Love (2)

3 etoiles

Gaspar Noé attire et attise la controverse par le choix des sujets qu’il met en scène dans ses films, et ce, depuis ses débuts. Dire que Love ne revêt pas une attitude provocatrice et une facture audacieuse serait mentir et dire qu’il ne se résume qu’à ça serait franchement réducteur. Ambitieux dans sa volonté de représenter la fusion sexuelle entre deux êtres dans toute son intimité, le film de Noé se veut une grande histoire d’amour, charnelle et passionnelle. En réalité, Love propose une histoire d’amour tout ce qu’il y a de plus banale et érodée, et c’est ce qui le perd principalement. Murphy, étudiant en cinéma, a un garçon de deux ans avec une femme qu’il n’aime pas. La mère de son véritable amour, Electra, s’inquiète de ne pas avoir de nouvelles de sa fille depuis quelques mois. Le film se construit sur la rétrospection du personnage principal qui se rappelle, en désordre, les moments passés avec cette femme qui l’a quitté, entre autres, en raison de son infidélité. Pour remonter jusqu’à la première rencontre entre les deux personnages, on passe par des crises de jalousie et des moments de bonheur intenses, par des périodes de sexualité vengeresse et de découverte des corps.

Avec toute la controverse autour du film et de sa classification depuis sa présentation à Cannes, une réputation sulfureuse et détestable s’était collée au film. On pouvait presque s’attendre au visionnement d’un film prétentieux et vide, dont la seule raison de son existence était l’affichage d’une sexualité crue, voire choquante. Chose surprenante, ce brouillard publicitaire âpre et lourd se dissipe pour nous laisser découvrir un film doux malgré sa noirceur. La finesse se perçoit dans les cadrages étudiés, la caméra distante et l’atmosphère mélancolique et contemplative qui habite les scènes. Là où la lumière se ferme normalement pour laisser place à l’intimité, la caméra de Noé s’allume pour y capturer ses multiples expressions par le biais de deux personnages qui ne se rejoignent véritablement que dans la sexualité. Le sujet n’est pas du tout neuf au cinéma, loin de là. Toutefois, Love réussit par la mise en scène d’une sexualité qui se dégage de l’étiquette pornographique en montrant toutes ses variantes à une distance respectueuse. La caméra est souvent fixe, dans un cadrage droit, et filme les relations sexuelles pratiquement dans leur intégralité, en évitant les ellipses inutiles. Les scènes de sexe sont en soit des perles visuelles, esthétisées habilement, exposant une nudité frontale qui déboussole et bercées par une musique captivante, juste et sensuelle.

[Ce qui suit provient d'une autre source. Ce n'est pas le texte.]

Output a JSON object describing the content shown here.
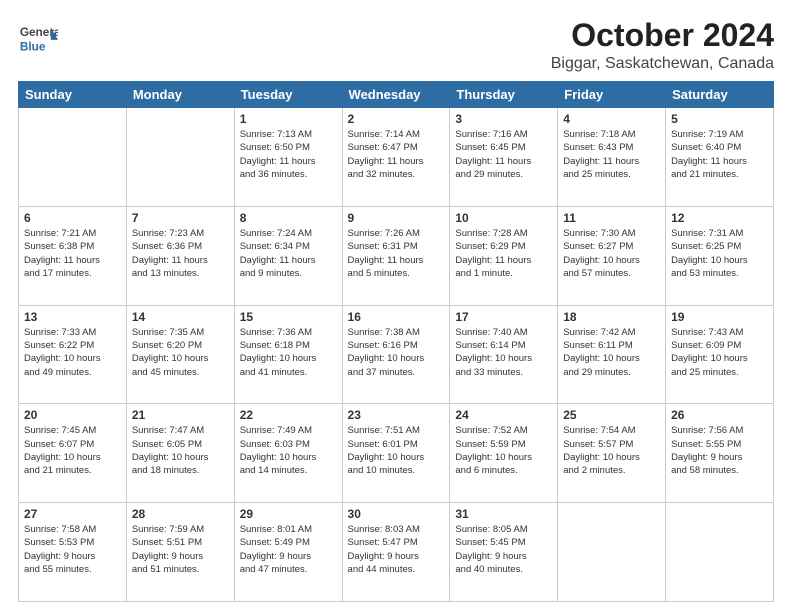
{
  "header": {
    "logo_general": "General",
    "logo_blue": "Blue",
    "title": "October 2024",
    "subtitle": "Biggar, Saskatchewan, Canada"
  },
  "weekdays": [
    "Sunday",
    "Monday",
    "Tuesday",
    "Wednesday",
    "Thursday",
    "Friday",
    "Saturday"
  ],
  "weeks": [
    [
      {
        "day": "",
        "info": ""
      },
      {
        "day": "",
        "info": ""
      },
      {
        "day": "1",
        "info": "Sunrise: 7:13 AM\nSunset: 6:50 PM\nDaylight: 11 hours\nand 36 minutes."
      },
      {
        "day": "2",
        "info": "Sunrise: 7:14 AM\nSunset: 6:47 PM\nDaylight: 11 hours\nand 32 minutes."
      },
      {
        "day": "3",
        "info": "Sunrise: 7:16 AM\nSunset: 6:45 PM\nDaylight: 11 hours\nand 29 minutes."
      },
      {
        "day": "4",
        "info": "Sunrise: 7:18 AM\nSunset: 6:43 PM\nDaylight: 11 hours\nand 25 minutes."
      },
      {
        "day": "5",
        "info": "Sunrise: 7:19 AM\nSunset: 6:40 PM\nDaylight: 11 hours\nand 21 minutes."
      }
    ],
    [
      {
        "day": "6",
        "info": "Sunrise: 7:21 AM\nSunset: 6:38 PM\nDaylight: 11 hours\nand 17 minutes."
      },
      {
        "day": "7",
        "info": "Sunrise: 7:23 AM\nSunset: 6:36 PM\nDaylight: 11 hours\nand 13 minutes."
      },
      {
        "day": "8",
        "info": "Sunrise: 7:24 AM\nSunset: 6:34 PM\nDaylight: 11 hours\nand 9 minutes."
      },
      {
        "day": "9",
        "info": "Sunrise: 7:26 AM\nSunset: 6:31 PM\nDaylight: 11 hours\nand 5 minutes."
      },
      {
        "day": "10",
        "info": "Sunrise: 7:28 AM\nSunset: 6:29 PM\nDaylight: 11 hours\nand 1 minute."
      },
      {
        "day": "11",
        "info": "Sunrise: 7:30 AM\nSunset: 6:27 PM\nDaylight: 10 hours\nand 57 minutes."
      },
      {
        "day": "12",
        "info": "Sunrise: 7:31 AM\nSunset: 6:25 PM\nDaylight: 10 hours\nand 53 minutes."
      }
    ],
    [
      {
        "day": "13",
        "info": "Sunrise: 7:33 AM\nSunset: 6:22 PM\nDaylight: 10 hours\nand 49 minutes."
      },
      {
        "day": "14",
        "info": "Sunrise: 7:35 AM\nSunset: 6:20 PM\nDaylight: 10 hours\nand 45 minutes."
      },
      {
        "day": "15",
        "info": "Sunrise: 7:36 AM\nSunset: 6:18 PM\nDaylight: 10 hours\nand 41 minutes."
      },
      {
        "day": "16",
        "info": "Sunrise: 7:38 AM\nSunset: 6:16 PM\nDaylight: 10 hours\nand 37 minutes."
      },
      {
        "day": "17",
        "info": "Sunrise: 7:40 AM\nSunset: 6:14 PM\nDaylight: 10 hours\nand 33 minutes."
      },
      {
        "day": "18",
        "info": "Sunrise: 7:42 AM\nSunset: 6:11 PM\nDaylight: 10 hours\nand 29 minutes."
      },
      {
        "day": "19",
        "info": "Sunrise: 7:43 AM\nSunset: 6:09 PM\nDaylight: 10 hours\nand 25 minutes."
      }
    ],
    [
      {
        "day": "20",
        "info": "Sunrise: 7:45 AM\nSunset: 6:07 PM\nDaylight: 10 hours\nand 21 minutes."
      },
      {
        "day": "21",
        "info": "Sunrise: 7:47 AM\nSunset: 6:05 PM\nDaylight: 10 hours\nand 18 minutes."
      },
      {
        "day": "22",
        "info": "Sunrise: 7:49 AM\nSunset: 6:03 PM\nDaylight: 10 hours\nand 14 minutes."
      },
      {
        "day": "23",
        "info": "Sunrise: 7:51 AM\nSunset: 6:01 PM\nDaylight: 10 hours\nand 10 minutes."
      },
      {
        "day": "24",
        "info": "Sunrise: 7:52 AM\nSunset: 5:59 PM\nDaylight: 10 hours\nand 6 minutes."
      },
      {
        "day": "25",
        "info": "Sunrise: 7:54 AM\nSunset: 5:57 PM\nDaylight: 10 hours\nand 2 minutes."
      },
      {
        "day": "26",
        "info": "Sunrise: 7:56 AM\nSunset: 5:55 PM\nDaylight: 9 hours\nand 58 minutes."
      }
    ],
    [
      {
        "day": "27",
        "info": "Sunrise: 7:58 AM\nSunset: 5:53 PM\nDaylight: 9 hours\nand 55 minutes."
      },
      {
        "day": "28",
        "info": "Sunrise: 7:59 AM\nSunset: 5:51 PM\nDaylight: 9 hours\nand 51 minutes."
      },
      {
        "day": "29",
        "info": "Sunrise: 8:01 AM\nSunset: 5:49 PM\nDaylight: 9 hours\nand 47 minutes."
      },
      {
        "day": "30",
        "info": "Sunrise: 8:03 AM\nSunset: 5:47 PM\nDaylight: 9 hours\nand 44 minutes."
      },
      {
        "day": "31",
        "info": "Sunrise: 8:05 AM\nSunset: 5:45 PM\nDaylight: 9 hours\nand 40 minutes."
      },
      {
        "day": "",
        "info": ""
      },
      {
        "day": "",
        "info": ""
      }
    ]
  ]
}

Le plus gros problème du film est la minceur du scénario, son inconstance et son aspect improvisé qui le fait stagner par moment. Le récit de Gaspar Noé est faible et redondant, ce qui donne parfois l’impression d’une exposition puérile et gratuite de relations sexuelles explicites, simulées ou non. Collant à son étiquette de mélodrame, tous les clichés d’une histoire d’amour passent dans le sillage de ce scénario plutôt conventionnel et très verbal, ce qui devient vite redondant et agaçant. Même la voix off de Murphy ne participe pas au développement de l’histoire, mais sert juste à étaler ses pensées et à faire ressortir son ego démesuré et sa détresse parfois peu convaincante.

Dans des entrevues, Gaspar Noé dit que les explosions, la mort et la violence ne sont pas des choses qui scandalisent à l’écran, mais que le désir si. Les critiques assassines et le public choqué par son impudeur et son audace dans Love en sont l’illustration parfaite. Noé ne montre pas le désir, mais bien un désir dans toute sa puissance et son amertume. Tous les reproches sont possibles sur la démarche du réalisateur. Le résultat est imparfait, provocateur, mais complètement assumé. Le scénario est chétif, l’histoire et les personnages manquent de profondeur. Par contre, on ne peut pas enlever au film de Noé de questionner les limites de la représentation du désir et de la sexualité au cinéma, en détruisant les codes de la pornographie traditionnelle. C’est aussi un pied de nez au cinéma grand public, classique et très pudique dans sa représentation du désir et de la nudité. Cela dit, le cinéma est justement intéressant et pertinent lorsqu’il éclate les conventions et questionne les normes établies. Encore plus lorsqu’il le fait avec une grande beauté visuelle.

Isabelle Dion

Isabelle Dion fait présentement une maîtrise en cinéma à l’Université Laval et s’intéresse aux représentations queer dans le cinéma de Pedro Almodóvar et de Gregg Araki. Elle participe également à un projet de recherche portant sur la figure du cyborg dans l’œuvre de Lynn Hershman Leeson (dirigé par la professeure Julie Beaulieu).